What are the causes of and cures for horizontal damp? If you’ve got small patches of damp on your walls, you’ve probably got horizontal damp. Thankfully, it’s easily repaired.

Horizontal or ‘penetrating’ damp occurs when water moves in a horizontal direction through walls at any height, creating a damp patch. This happens when there is a defect of some sort. The most common cause is bad bricklaying – leaving mortar joints less than perfectly full can create gaps where water can build up or allowing excess mortar falling into the gap in the centre of walls, which stops the damp-proof course from working properly and forms a bridge for water to cross and create damp patches.

It can also be caused by cutting holes in walls, defective flashing, footing movements that cause cracks, a leaking water supply or waste pipe, failure of tile grouts in shower alcoves and drips or overflows from air conditioning or hot water systems.
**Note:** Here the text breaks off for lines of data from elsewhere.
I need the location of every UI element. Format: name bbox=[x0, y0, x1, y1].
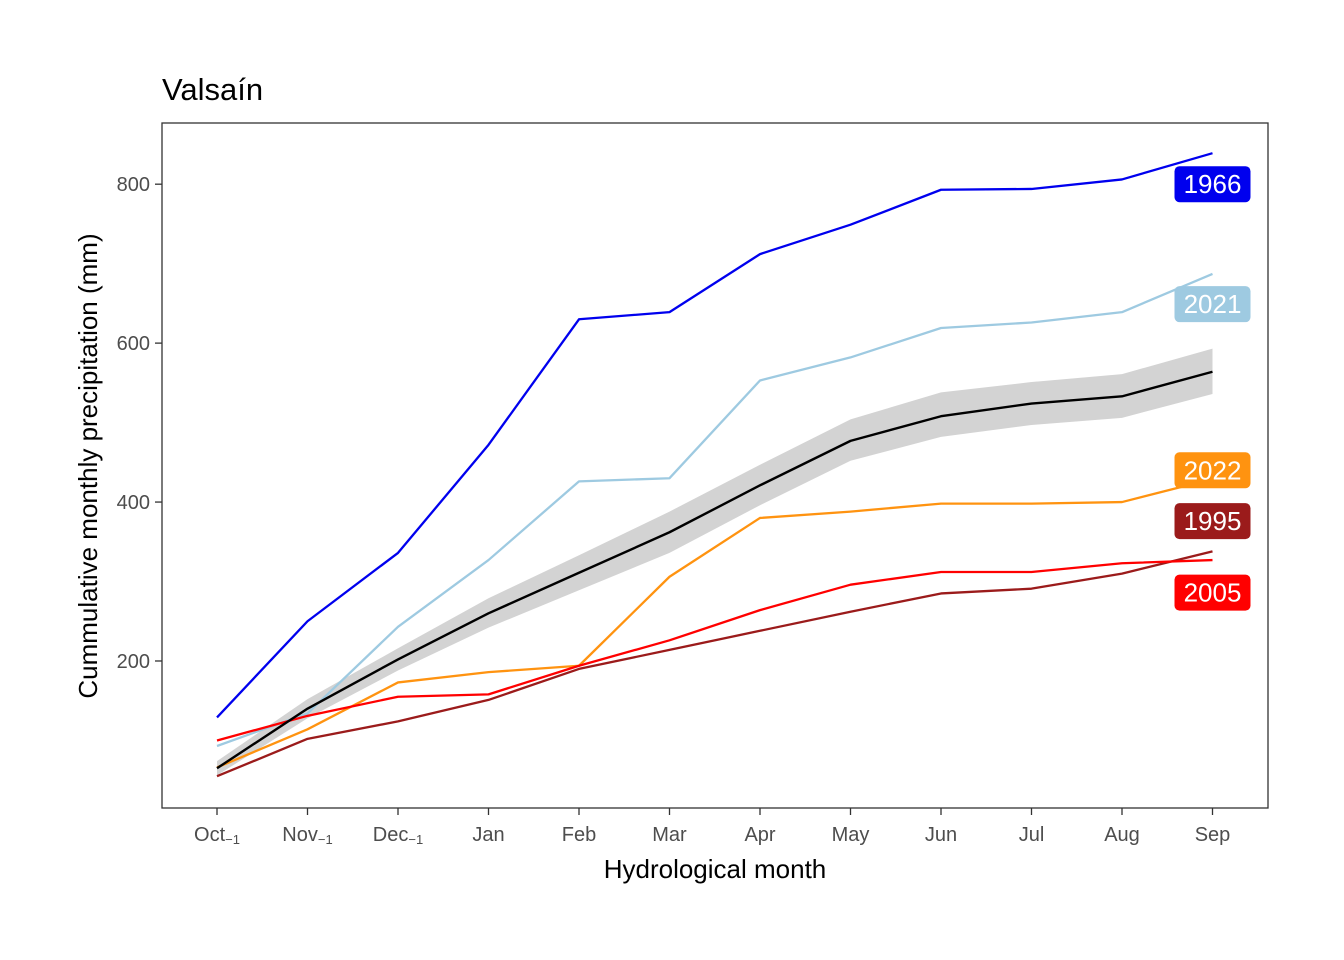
end-label-text: 1995 bbox=[1184, 506, 1242, 536]
series-line-1995 bbox=[216, 550, 1213, 778]
mean-line bbox=[216, 370, 1213, 770]
x-tick-label: Aug bbox=[1104, 824, 1140, 846]
end-labels: 1966 2021 2022 1995 2005 bbox=[1174, 166, 1251, 611]
y-tick-label: 600 bbox=[117, 333, 150, 355]
end-label-box bbox=[1174, 166, 1251, 203]
end-label-1995: 1995 bbox=[1174, 503, 1251, 540]
end-label-box bbox=[1174, 452, 1251, 489]
end-label-2022: 2022 bbox=[1174, 452, 1251, 489]
end-label-box bbox=[1174, 574, 1251, 611]
mean-confidence-band bbox=[217, 348, 1213, 776]
y-axis: 200 400 600 800 bbox=[117, 174, 162, 673]
end-label-text: 1966 bbox=[1184, 169, 1242, 199]
plot-layer bbox=[216, 152, 1213, 778]
x-tick-label: Dec−1 bbox=[373, 824, 423, 847]
end-label-box bbox=[1174, 286, 1251, 323]
y-tick-label: 800 bbox=[117, 174, 150, 196]
x-axis: Oct−1 Nov−1 Dec−1 Jan Feb Mar Apr May Jun Jul Aug S… bbox=[194, 808, 1230, 847]
series-line-2005 bbox=[216, 558, 1213, 742]
x-tick-label: Nov−1 bbox=[282, 824, 332, 847]
x-tick-label: Jun bbox=[925, 824, 957, 846]
y-tick-label: 400 bbox=[117, 492, 150, 514]
x-tick-label: Apr bbox=[744, 824, 775, 846]
end-label-text: 2022 bbox=[1184, 455, 1242, 485]
end-label-text: 2021 bbox=[1184, 289, 1242, 319]
x-tick-label: Jan bbox=[472, 824, 504, 846]
x-tick-label: May bbox=[832, 824, 870, 846]
end-label-box bbox=[1174, 503, 1251, 540]
y-tick-label: 200 bbox=[117, 651, 150, 673]
end-label-text: 2005 bbox=[1184, 578, 1242, 608]
series-line-2022 bbox=[216, 477, 1213, 769]
x-tick-label: Jul bbox=[1019, 824, 1045, 846]
end-label-2021: 2021 bbox=[1174, 286, 1251, 323]
chart-title: Valsaín bbox=[162, 72, 263, 107]
end-label-2005: 2005 bbox=[1174, 574, 1251, 611]
x-tick-label: Feb bbox=[562, 824, 596, 846]
x-tick-label: Mar bbox=[652, 824, 687, 846]
x-tick-label: Sep bbox=[1195, 824, 1231, 846]
series-line-1966 bbox=[216, 152, 1213, 719]
end-label-1966: 1966 bbox=[1174, 166, 1251, 203]
y-axis-title: Cummulative monthly precipitation (mm) bbox=[73, 233, 103, 698]
series-line-2021 bbox=[216, 272, 1213, 748]
x-axis-title: Hydrological month bbox=[604, 854, 827, 884]
x-tick-label: Oct−1 bbox=[194, 824, 240, 847]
The sources for bridging between external and internal walls (say mortar dags in brick cavity walls) tend to create small, localised patches of dampness and decay, while rising damp usually affects the base of a whole building. In most cases, where the single wall is soundly built, the moisture evaporates from the brick more quickly than it penetrates so it’s not (less of) a problem.

If you think the problem is due to rain penetration, it is often easier to diagnose horizontal dampness when you have cavity walls rather than solid walls. With cavity walls, you can see that the walls are becoming damper with rainfall and are quickly drying out afterwards.

On solid walls, the thickness leads to more diffuse damp patches which people sometimes confuse with condensation. If you have solid walls that you think are due to a rain penetration problem, look for what happens to walls, doors and windows during periods of heavy driving rain. Sometimes with this type of dampness, it can be difficult to determine the exact source of the problem so it’s a good idea to consult a specialist to confirm before taking any action.

Once you’re confident that what you have is a horizontal dampness problem, you can repair the isolated patches by applying a waterproof cement render 2 coat system to the outside of the wall. Some painted-on coatings can be used to do this, albeit losing effectiveness where/if cracking occurs to the wall system or part thereof. Obscure or pigmented coatings are fine to use but a clear coating such as a silicone will probably be the most effective. Make sure you follow the manufacturer’s instructions closely to ensure this is done correctly. If there are gaps or cracks in the mortar, these need to be repaired before you apply the coating otherwise the coating will end up delivering more water to the gap!

If the wall was plastered and the horizontal damp penetration was severe and has built up over time, you will probably have to strip off that section of plaster and replaster just as you would for rising damp.